“When it comes near night she took up the baby an’ walked over to the mine, ready to throw herself on her knees to Philip before them all when he come up out of it, an’ beg him to forgive the temper of her that drove him to take her at her words an’ go down to seek for work that was ill-fitting a gentleman. There was a crowd coming over from the shaft, early as it was, an’ as she come nearer she saw some of the men carrying one between them that looked, by the way the hands hung, as if he had no life in him. There was no need to tell her who it was, there was no call to tell her how it happened, for she knew that it was Philip before they brought him a step nearer. It was no use for the women to come around to comfort her, to tell her ’twas an accident that took the life that was a hundred times better worth saving than her own. Her heart told her ’twas herself killed him by the rage that drove him to take her at her word, an’ it turned to lead in her bosom, an’ ever since she has waited for the punishment that is coming, for she knows that her life will be taken as his was. The same way that others long for life, she longs for death; an’ she dare not take her life with her own hands, or many a time she would have done it, for waiting an’ waiting is a part of her punishment, an’ she will shirk none of it. But, oh! it’s a weary, weary life, an’ it takes patience to bear it.” She rose at the last words, which were uttered in a sort of moan, and, opening the cottage door, walked out into the cloudy darkness, which was not even lighted by stars. Philip, excited by her strange manner and the story he had heard, sprang up as if to follow her, but his grandfather stopped him.
“Let ’er be, lad,” he said; “she goes out often that way nights after you are sleeping, an’ she comes back the better for it, so I never try to hinder her. That was a hard story for her to tell, an’ I’d spared her if she’d let me.”
“But why did she tell it, an’ why did she say I must hear it sometime?” asked Philip, almost in a whisper.
“It was folly in her, sheer folly,” was the answer. “But she had the notion to tell thee; an’ now it is said, thee needs to think no thought about it again.”

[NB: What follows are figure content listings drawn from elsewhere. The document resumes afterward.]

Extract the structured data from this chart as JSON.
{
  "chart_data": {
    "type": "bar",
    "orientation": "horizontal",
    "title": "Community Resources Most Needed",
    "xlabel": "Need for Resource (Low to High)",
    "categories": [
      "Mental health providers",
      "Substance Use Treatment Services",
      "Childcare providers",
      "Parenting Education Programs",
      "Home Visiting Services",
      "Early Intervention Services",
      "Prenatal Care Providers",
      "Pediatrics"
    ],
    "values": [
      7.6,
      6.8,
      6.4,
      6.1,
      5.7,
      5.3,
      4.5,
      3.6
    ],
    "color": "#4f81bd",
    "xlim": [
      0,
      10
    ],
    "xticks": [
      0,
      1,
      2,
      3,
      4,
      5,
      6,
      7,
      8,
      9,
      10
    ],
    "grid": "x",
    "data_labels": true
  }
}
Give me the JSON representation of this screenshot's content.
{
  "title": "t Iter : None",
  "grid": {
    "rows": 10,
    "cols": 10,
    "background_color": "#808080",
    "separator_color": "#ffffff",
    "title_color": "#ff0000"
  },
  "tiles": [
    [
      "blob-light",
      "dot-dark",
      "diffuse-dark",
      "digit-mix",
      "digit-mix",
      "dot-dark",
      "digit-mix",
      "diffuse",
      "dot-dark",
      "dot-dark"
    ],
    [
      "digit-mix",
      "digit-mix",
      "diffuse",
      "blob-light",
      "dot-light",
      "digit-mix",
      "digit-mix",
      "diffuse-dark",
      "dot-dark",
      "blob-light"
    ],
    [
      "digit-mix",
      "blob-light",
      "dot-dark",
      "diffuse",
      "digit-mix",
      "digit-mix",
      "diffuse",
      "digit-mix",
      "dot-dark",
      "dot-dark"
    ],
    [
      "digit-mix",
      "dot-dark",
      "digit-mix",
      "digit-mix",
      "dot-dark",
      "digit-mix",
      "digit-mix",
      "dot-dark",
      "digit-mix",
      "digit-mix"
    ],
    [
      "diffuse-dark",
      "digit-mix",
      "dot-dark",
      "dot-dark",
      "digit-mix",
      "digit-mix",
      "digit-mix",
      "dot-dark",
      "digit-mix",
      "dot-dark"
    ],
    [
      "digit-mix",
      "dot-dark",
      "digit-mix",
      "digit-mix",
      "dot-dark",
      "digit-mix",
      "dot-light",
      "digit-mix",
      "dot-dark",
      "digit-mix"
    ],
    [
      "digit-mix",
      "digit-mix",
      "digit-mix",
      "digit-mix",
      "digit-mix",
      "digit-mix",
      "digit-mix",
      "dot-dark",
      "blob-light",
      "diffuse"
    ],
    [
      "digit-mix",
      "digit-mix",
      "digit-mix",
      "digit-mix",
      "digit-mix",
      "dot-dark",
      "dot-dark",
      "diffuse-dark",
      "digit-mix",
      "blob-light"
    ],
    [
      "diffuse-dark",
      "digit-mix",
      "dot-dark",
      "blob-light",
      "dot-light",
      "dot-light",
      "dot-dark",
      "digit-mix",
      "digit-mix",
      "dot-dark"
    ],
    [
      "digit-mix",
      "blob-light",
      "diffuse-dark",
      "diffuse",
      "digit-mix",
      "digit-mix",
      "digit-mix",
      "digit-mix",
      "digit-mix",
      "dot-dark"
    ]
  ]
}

“But did I ever see the lass?” persisted the boy curiously.
“If thee did, thee wouldn’t know it,” was the unsatisfactory answer.
“I think she was a rare one to save the men that time,” said Philip.
“Ay, was she, true enough,” said the old man proudly.
“What became of the baby?” asked Philip.
“From the day,” said his grandfather, “that they took the dead body of her husband out of the door to bury him, the poor young widow went down to the mine to work along with the men, an’ till the boy was old enough to run she took him on her back with her, tied in a big shawl. She has a strange notion that she is to meet a violent death down there, the same as her man did. Some folks say she’s crazed with the trouble; but however it is, no one can put her off from believing that, sooner or later, her life must go to pay for his.”